The pressure to have secure websites is building. People who access insecure ones with Google Chrome are starting to see, since last October, warnings that they’re sending information insecurely. This applies to any HTTP pages where users can submit forms, as well as all HTTP pages in Incognito mode.
A secure (HTTPS) website provides end-to-end encryption of all data, including form data. People can enter passwords, credit card numbers, and other confidential information without exposing them to interception. With the widespread use of public Wi-Fi, keeping data secure is more important than ever. Most shopping malls and libraries provide unsecured Wi-Fi access. Anyone nearby can intercept whatever people send and receive. HTTPS pages, which use the encryption scheme called SSL or TLS, take away this risk. They’re safe even over unsecured Wi-Fi.
Most people are unaware of the risk, but now they’ll see warnings whenever they view a form that isn’t secure. Even if they don’t understand the issue, they’ll be nervous about using a form where they see a warning. Chrome has the biggest market share of any browser, and user nervousness will translate into lost business. Other browsers are also starting to issue warnings. Forms or sites not using HTTPS will mean lost revenue.
In the future, Chrome may mark all HTTP pages as not secure. Even a page which doesn’t contain a form is at risk, since a “man in the middle” attack could alter a page in transit, inserting ads or changing links. If you’re going to upgrade your site, you might as well upgrade all its pages.

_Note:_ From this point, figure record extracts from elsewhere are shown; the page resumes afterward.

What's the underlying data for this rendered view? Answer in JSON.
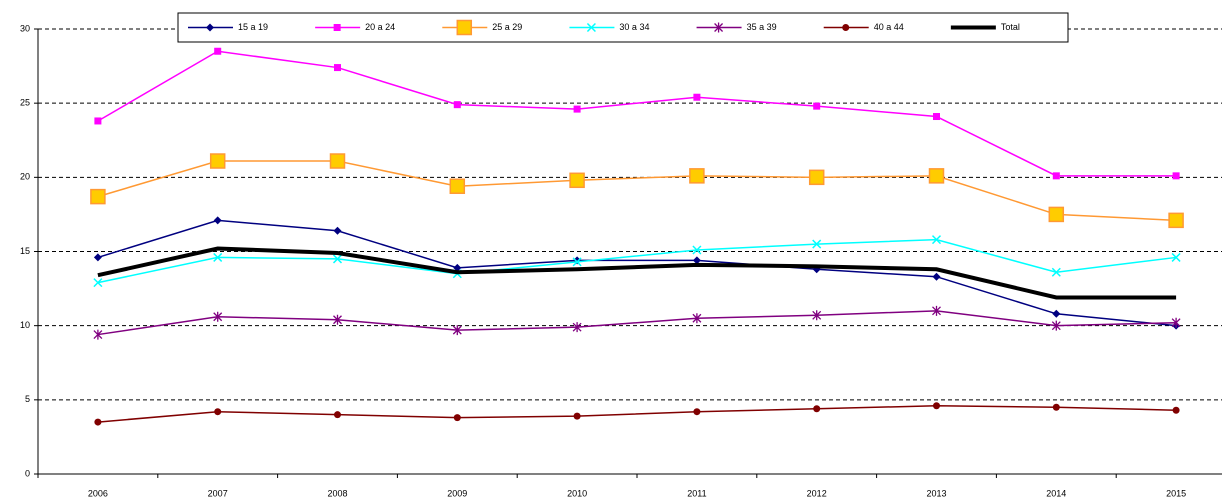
{
  "chart_data": {
    "type": "line",
    "categories": [
      "2006",
      "2007",
      "2008",
      "2009",
      "2010",
      "2011",
      "2012",
      "2013",
      "2014",
      "2015"
    ],
    "series": [
      {
        "name": "15 a 19",
        "color": "#000080",
        "marker": "diamond",
        "values": [
          14.6,
          17.1,
          16.4,
          13.9,
          14.4,
          14.4,
          13.8,
          13.3,
          10.8,
          10.0
        ]
      },
      {
        "name": "20 a 24",
        "color": "#ff00ff",
        "marker": "square",
        "values": [
          23.8,
          28.5,
          27.4,
          24.9,
          24.6,
          25.4,
          24.8,
          24.1,
          20.1,
          20.1
        ]
      },
      {
        "name": "25 a 29",
        "color": "#ff9933",
        "marker_fill": "#ffcc00",
        "marker": "big-square",
        "values": [
          18.7,
          21.1,
          21.1,
          19.4,
          19.8,
          20.1,
          20.0,
          20.1,
          17.5,
          17.1
        ]
      },
      {
        "name": "30 a 34",
        "color": "#00ffff",
        "marker": "x",
        "values": [
          12.9,
          14.6,
          14.5,
          13.5,
          14.3,
          15.1,
          15.5,
          15.8,
          13.6,
          14.6
        ]
      },
      {
        "name": "35 a 39",
        "color": "#800080",
        "marker": "star",
        "values": [
          9.4,
          10.6,
          10.4,
          9.7,
          9.9,
          10.5,
          10.7,
          11.0,
          10.0,
          10.2
        ]
      },
      {
        "name": "40 a 44",
        "color": "#800000",
        "marker": "circle",
        "values": [
          3.5,
          4.2,
          4.0,
          3.8,
          3.9,
          4.2,
          4.4,
          4.6,
          4.5,
          4.3
        ]
      },
      {
        "name": "Total",
        "color": "#000000",
        "line_width": 4,
        "values": [
          13.4,
          15.2,
          14.9,
          13.6,
          13.8,
          14.1,
          14.0,
          13.8,
          11.9,
          11.9
        ]
      }
    ],
    "ylim": [
      0,
      30
    ],
    "yticks": [
      0,
      5,
      10,
      15,
      20,
      25,
      30
    ],
    "grid": true,
    "legend": "top"
  }
}
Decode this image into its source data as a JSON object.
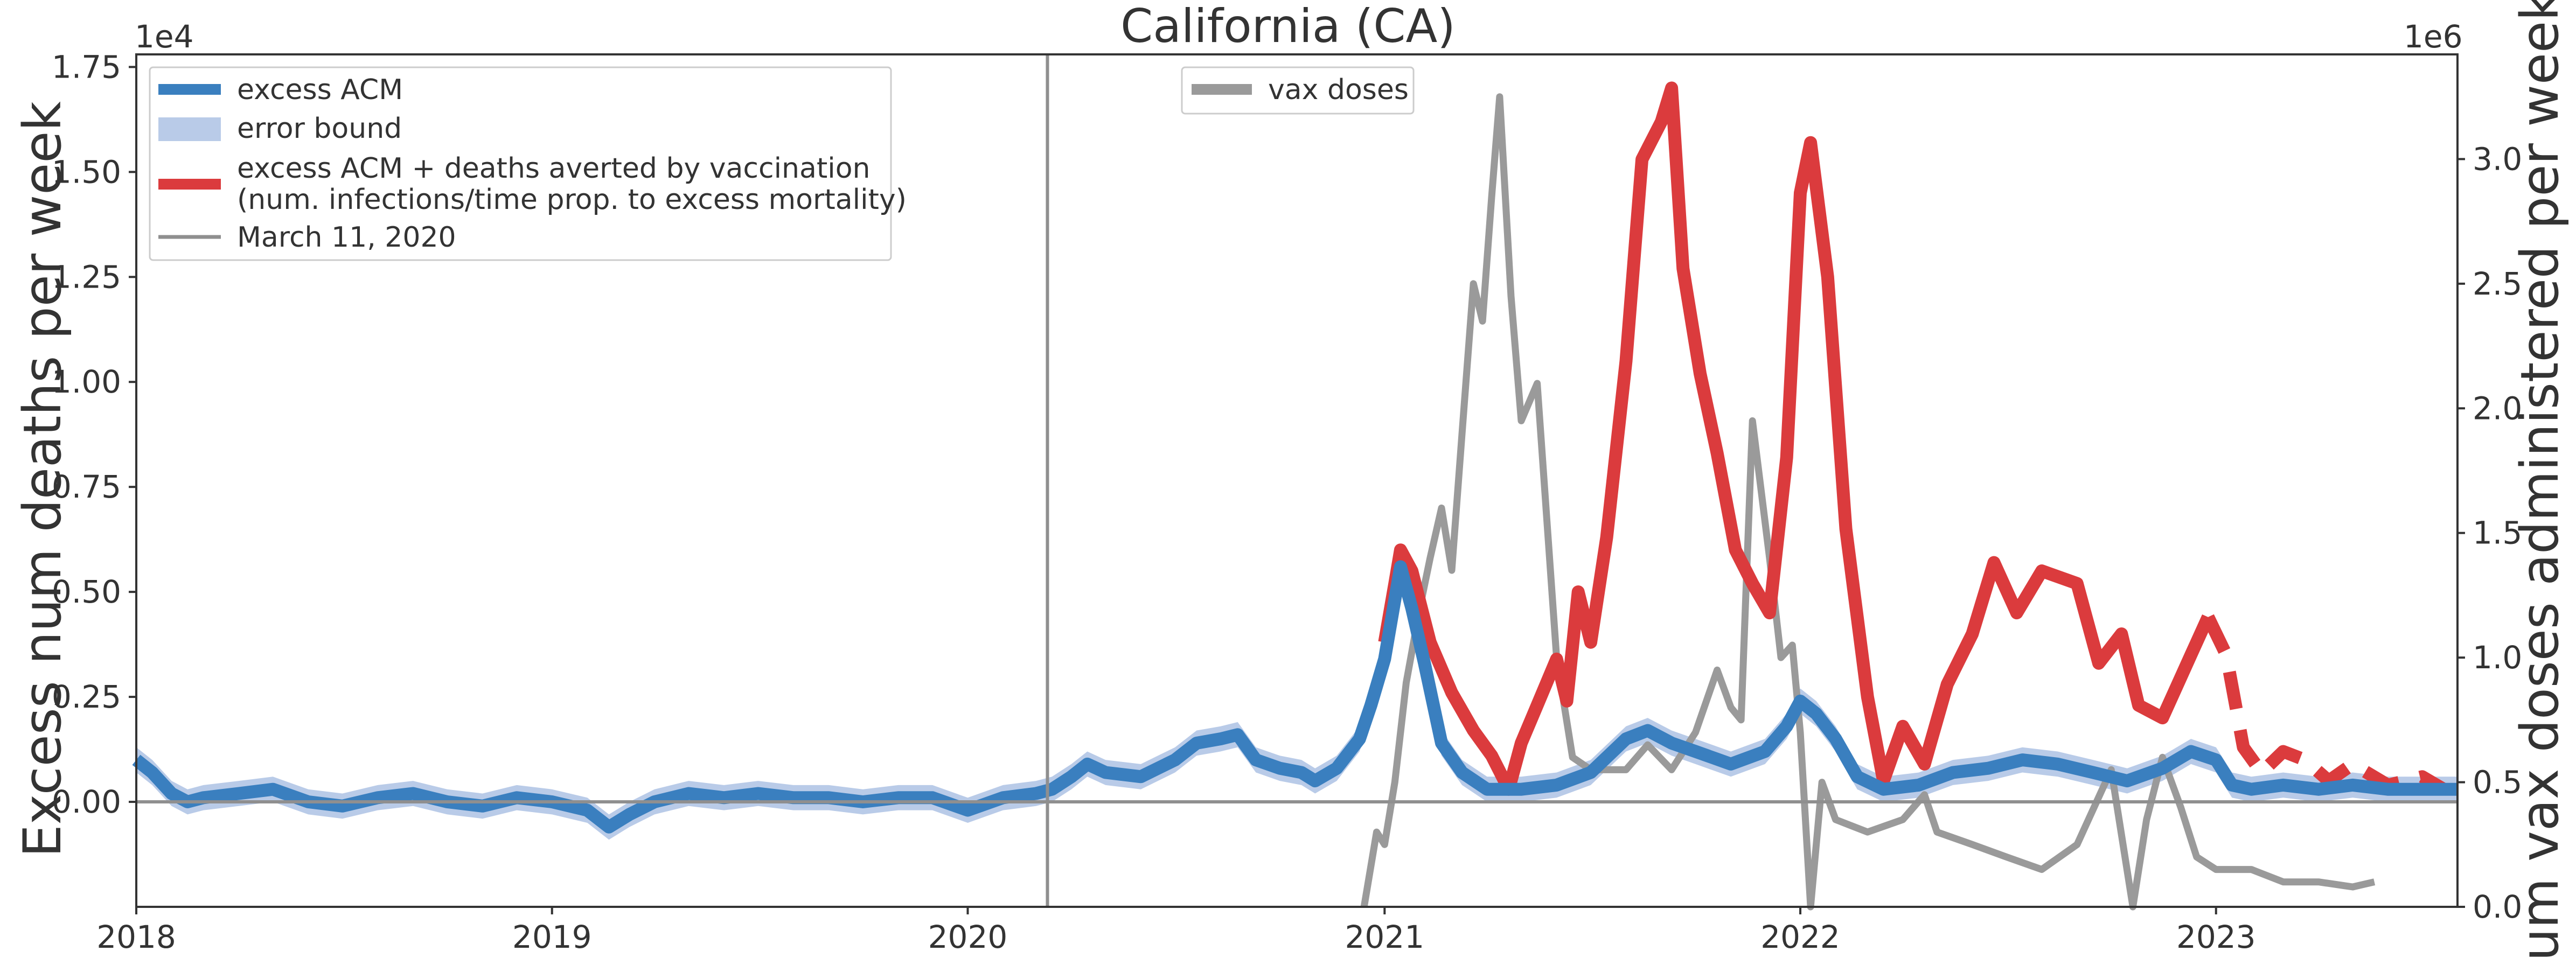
{
  "chart_data": {
    "type": "line",
    "title": "California (CA)",
    "xlabel": "",
    "ylabel_left": "Excess num deaths per week",
    "ylabel_right": "Num vax doses administered per week",
    "left_exponent": "1e4",
    "right_exponent": "1e6",
    "xlim": [
      "2018-01-01",
      "2023-08-01"
    ],
    "ylim_left": [
      -0.25,
      1.78
    ],
    "ylim_right": [
      0,
      3.42
    ],
    "x_ticks": [
      "2018",
      "2019",
      "2020",
      "2021",
      "2022",
      "2023"
    ],
    "y_ticks_left": [
      "0.00",
      "0.25",
      "0.50",
      "0.75",
      "1.00",
      "1.25",
      "1.50",
      "1.75"
    ],
    "y_ticks_right": [
      "0.0",
      "0.5",
      "1.0",
      "1.5",
      "2.0",
      "2.5",
      "3.0"
    ],
    "marker_date": "2020-03-11",
    "grid": false,
    "legend_left": {
      "placement": "top-left",
      "entries": [
        {
          "key": "excess_acm",
          "label": "excess ACM"
        },
        {
          "key": "error_bound",
          "label": "error bound"
        },
        {
          "key": "averted",
          "label": "excess ACM + deaths averted by vaccination",
          "label2": "(num. infections/time prop. to excess mortality)"
        },
        {
          "key": "march",
          "label": "March 11, 2020"
        }
      ]
    },
    "legend_right": {
      "placement": "top-center",
      "entries": [
        {
          "key": "vax",
          "label": "vax doses"
        }
      ]
    },
    "colors": {
      "excess_acm": "#3a7fbf",
      "error_bound": "#b9cbe8",
      "averted": "#db3b3d",
      "vax": "#9a9a9a",
      "march": "#8f8f8f",
      "zero_line": "#8f8f8f",
      "axes": "#333333"
    },
    "series": [
      {
        "name": "excess ACM",
        "key": "excess_acm",
        "axis": "left",
        "points": [
          [
            "2018-01-01",
            0.1
          ],
          [
            "2018-01-15",
            0.07
          ],
          [
            "2018-02-01",
            0.02
          ],
          [
            "2018-02-15",
            0.0
          ],
          [
            "2018-03-01",
            0.01
          ],
          [
            "2018-04-01",
            0.02
          ],
          [
            "2018-05-01",
            0.03
          ],
          [
            "2018-06-01",
            0.0
          ],
          [
            "2018-07-01",
            -0.01
          ],
          [
            "2018-08-01",
            0.01
          ],
          [
            "2018-09-01",
            0.02
          ],
          [
            "2018-10-01",
            0.0
          ],
          [
            "2018-11-01",
            -0.01
          ],
          [
            "2018-12-01",
            0.01
          ],
          [
            "2019-01-01",
            0.0
          ],
          [
            "2019-02-01",
            -0.02
          ],
          [
            "2019-02-20",
            -0.06
          ],
          [
            "2019-03-10",
            -0.03
          ],
          [
            "2019-04-01",
            0.0
          ],
          [
            "2019-05-01",
            0.02
          ],
          [
            "2019-06-01",
            0.01
          ],
          [
            "2019-07-01",
            0.02
          ],
          [
            "2019-08-01",
            0.01
          ],
          [
            "2019-09-01",
            0.01
          ],
          [
            "2019-10-01",
            0.0
          ],
          [
            "2019-11-01",
            0.01
          ],
          [
            "2019-12-01",
            0.01
          ],
          [
            "2020-01-01",
            -0.02
          ],
          [
            "2020-02-01",
            0.01
          ],
          [
            "2020-03-01",
            0.02
          ],
          [
            "2020-03-15",
            0.03
          ],
          [
            "2020-04-01",
            0.06
          ],
          [
            "2020-04-15",
            0.09
          ],
          [
            "2020-05-01",
            0.07
          ],
          [
            "2020-06-01",
            0.06
          ],
          [
            "2020-07-01",
            0.1
          ],
          [
            "2020-07-20",
            0.14
          ],
          [
            "2020-08-10",
            0.15
          ],
          [
            "2020-08-25",
            0.16
          ],
          [
            "2020-09-10",
            0.1
          ],
          [
            "2020-10-01",
            0.08
          ],
          [
            "2020-10-20",
            0.07
          ],
          [
            "2020-11-01",
            0.05
          ],
          [
            "2020-11-20",
            0.08
          ],
          [
            "2020-12-10",
            0.15
          ],
          [
            "2020-12-20",
            0.23
          ],
          [
            "2021-01-01",
            0.34
          ],
          [
            "2021-01-15",
            0.56
          ],
          [
            "2021-01-25",
            0.46
          ],
          [
            "2021-02-05",
            0.33
          ],
          [
            "2021-02-20",
            0.14
          ],
          [
            "2021-03-10",
            0.07
          ],
          [
            "2021-04-01",
            0.03
          ],
          [
            "2021-05-01",
            0.03
          ],
          [
            "2021-06-01",
            0.04
          ],
          [
            "2021-07-01",
            0.07
          ],
          [
            "2021-08-01",
            0.15
          ],
          [
            "2021-08-20",
            0.17
          ],
          [
            "2021-09-10",
            0.14
          ],
          [
            "2021-10-01",
            0.12
          ],
          [
            "2021-11-01",
            0.09
          ],
          [
            "2021-12-01",
            0.12
          ],
          [
            "2021-12-20",
            0.18
          ],
          [
            "2022-01-01",
            0.24
          ],
          [
            "2022-01-15",
            0.21
          ],
          [
            "2022-02-01",
            0.15
          ],
          [
            "2022-02-20",
            0.06
          ],
          [
            "2022-03-15",
            0.03
          ],
          [
            "2022-04-15",
            0.04
          ],
          [
            "2022-05-15",
            0.07
          ],
          [
            "2022-06-15",
            0.08
          ],
          [
            "2022-07-15",
            0.1
          ],
          [
            "2022-08-15",
            0.09
          ],
          [
            "2022-09-15",
            0.07
          ],
          [
            "2022-10-15",
            0.05
          ],
          [
            "2022-11-15",
            0.08
          ],
          [
            "2022-12-10",
            0.12
          ],
          [
            "2023-01-01",
            0.1
          ],
          [
            "2023-01-15",
            0.04
          ],
          [
            "2023-02-01",
            0.03
          ],
          [
            "2023-03-01",
            0.04
          ],
          [
            "2023-04-01",
            0.03
          ],
          [
            "2023-05-01",
            0.04
          ],
          [
            "2023-06-01",
            0.03
          ],
          [
            "2023-07-01",
            0.03
          ],
          [
            "2023-08-01",
            0.03
          ]
        ]
      },
      {
        "name": "error bound",
        "key": "error_bound",
        "axis": "left",
        "band_halfwidth": 0.03
      },
      {
        "name": "excess ACM + deaths averted by vaccination",
        "key": "averted",
        "axis": "left",
        "points": [
          [
            "2021-01-01",
            0.38
          ],
          [
            "2021-01-10",
            0.52
          ],
          [
            "2021-01-15",
            0.6
          ],
          [
            "2021-01-25",
            0.55
          ],
          [
            "2021-02-10",
            0.38
          ],
          [
            "2021-03-01",
            0.26
          ],
          [
            "2021-03-20",
            0.17
          ],
          [
            "2021-04-05",
            0.11
          ],
          [
            "2021-04-20",
            0.03
          ],
          [
            "2021-05-01",
            0.14
          ],
          [
            "2021-05-15",
            0.23
          ],
          [
            "2021-06-01",
            0.34
          ],
          [
            "2021-06-10",
            0.24
          ],
          [
            "2021-06-20",
            0.5
          ],
          [
            "2021-07-01",
            0.38
          ],
          [
            "2021-07-15",
            0.63
          ],
          [
            "2021-08-01",
            1.05
          ],
          [
            "2021-08-15",
            1.53
          ],
          [
            "2021-09-01",
            1.62
          ],
          [
            "2021-09-10",
            1.7
          ],
          [
            "2021-09-20",
            1.27
          ],
          [
            "2021-10-05",
            1.02
          ],
          [
            "2021-10-20",
            0.83
          ],
          [
            "2021-11-05",
            0.6
          ],
          [
            "2021-11-20",
            0.52
          ],
          [
            "2021-12-05",
            0.45
          ],
          [
            "2021-12-20",
            0.82
          ],
          [
            "2022-01-01",
            1.45
          ],
          [
            "2022-01-10",
            1.57
          ],
          [
            "2022-01-25",
            1.25
          ],
          [
            "2022-02-10",
            0.65
          ],
          [
            "2022-03-01",
            0.25
          ],
          [
            "2022-03-15",
            0.05
          ],
          [
            "2022-04-01",
            0.18
          ],
          [
            "2022-04-20",
            0.09
          ],
          [
            "2022-05-10",
            0.28
          ],
          [
            "2022-06-01",
            0.4
          ],
          [
            "2022-06-20",
            0.57
          ],
          [
            "2022-07-10",
            0.45
          ],
          [
            "2022-08-01",
            0.55
          ],
          [
            "2022-09-01",
            0.52
          ],
          [
            "2022-09-20",
            0.33
          ],
          [
            "2022-10-10",
            0.4
          ],
          [
            "2022-10-25",
            0.23
          ],
          [
            "2022-11-15",
            0.2
          ],
          [
            "2022-12-10",
            0.35
          ],
          [
            "2022-12-25",
            0.44
          ]
        ],
        "dashed_points": [
          [
            "2022-12-25",
            0.44
          ],
          [
            "2023-01-10",
            0.35
          ],
          [
            "2023-01-25",
            0.13
          ],
          [
            "2023-02-10",
            0.07
          ],
          [
            "2023-03-01",
            0.12
          ],
          [
            "2023-03-20",
            0.1
          ],
          [
            "2023-04-10",
            0.05
          ],
          [
            "2023-05-01",
            0.09
          ],
          [
            "2023-06-01",
            0.04
          ],
          [
            "2023-07-01",
            0.06
          ],
          [
            "2023-07-20",
            0.03
          ]
        ]
      },
      {
        "name": "vax doses",
        "key": "vax",
        "axis": "right",
        "points": [
          [
            "2020-12-14",
            0.0
          ],
          [
            "2020-12-25",
            0.3
          ],
          [
            "2021-01-01",
            0.25
          ],
          [
            "2021-01-10",
            0.5
          ],
          [
            "2021-01-20",
            0.9
          ],
          [
            "2021-02-01",
            1.2
          ],
          [
            "2021-02-10",
            1.4
          ],
          [
            "2021-02-20",
            1.6
          ],
          [
            "2021-03-01",
            1.35
          ],
          [
            "2021-03-10",
            1.9
          ],
          [
            "2021-03-20",
            2.5
          ],
          [
            "2021-03-28",
            2.35
          ],
          [
            "2021-04-05",
            2.85
          ],
          [
            "2021-04-12",
            3.25
          ],
          [
            "2021-04-22",
            2.45
          ],
          [
            "2021-05-01",
            1.95
          ],
          [
            "2021-05-15",
            2.1
          ],
          [
            "2021-06-01",
            1.0
          ],
          [
            "2021-06-15",
            0.6
          ],
          [
            "2021-07-01",
            0.55
          ],
          [
            "2021-08-01",
            0.55
          ],
          [
            "2021-08-20",
            0.65
          ],
          [
            "2021-09-10",
            0.55
          ],
          [
            "2021-10-01",
            0.7
          ],
          [
            "2021-10-20",
            0.95
          ],
          [
            "2021-11-01",
            0.8
          ],
          [
            "2021-11-10",
            0.75
          ],
          [
            "2021-11-20",
            1.95
          ],
          [
            "2021-12-05",
            1.4
          ],
          [
            "2021-12-15",
            1.0
          ],
          [
            "2021-12-25",
            1.05
          ],
          [
            "2022-01-01",
            0.7
          ],
          [
            "2022-01-10",
            0.0
          ],
          [
            "2022-01-20",
            0.5
          ],
          [
            "2022-02-01",
            0.35
          ],
          [
            "2022-03-01",
            0.3
          ],
          [
            "2022-04-01",
            0.35
          ],
          [
            "2022-04-20",
            0.45
          ],
          [
            "2022-05-01",
            0.3
          ],
          [
            "2022-06-01",
            0.25
          ],
          [
            "2022-07-01",
            0.2
          ],
          [
            "2022-08-01",
            0.15
          ],
          [
            "2022-09-01",
            0.25
          ],
          [
            "2022-10-01",
            0.55
          ],
          [
            "2022-10-20",
            0.0
          ],
          [
            "2022-11-01",
            0.35
          ],
          [
            "2022-11-15",
            0.6
          ],
          [
            "2022-12-01",
            0.4
          ],
          [
            "2022-12-15",
            0.2
          ],
          [
            "2023-01-01",
            0.15
          ],
          [
            "2023-02-01",
            0.15
          ],
          [
            "2023-03-01",
            0.1
          ],
          [
            "2023-04-01",
            0.1
          ],
          [
            "2023-05-01",
            0.08
          ],
          [
            "2023-05-20",
            0.1
          ]
        ]
      }
    ]
  }
}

We are receiving more and more questions about how to solve this in NetSuite’s SuiteCommerce platforms, whether Site Builder or SCA.
Fortunately, it’s easier than ever to use secure HTTPS with SuiteCommerce Advanced. At NetSuite’s Help Center you can find instructions on how to purchase an SSL certificate. Pay special attention to those which are NOT SUPPORTED:
- Wildcard certificates
- Self-signed certificates
- ECC (Elliptic Curve Cryptography) SSL certificates
- Subject Alternative Name (SAN) fields on an SSL certificate (that is, adding multiple domain names to a single certificate). Only the Subject Name on a certificate is considered. In cases where SANs are specified on a certificate (using a subjectAltName field), they are ignored.
“You can select an SSL certificate from the vendor of your choice, but it must meet the following restrictions and recommendations:
- All SSL certificates you plan to use with NetSuite require:
- a 2048 bit RSA private key that uses the PKCS#1 RSA Cryptography Standard. (The PKCS#8 Private-Key Information Syntax Standard is not supported.
- must be Apache-compatible and PEM-encoded.”
NetSuite Help Center
For Site Builder there is work being done and the solution will be available soon.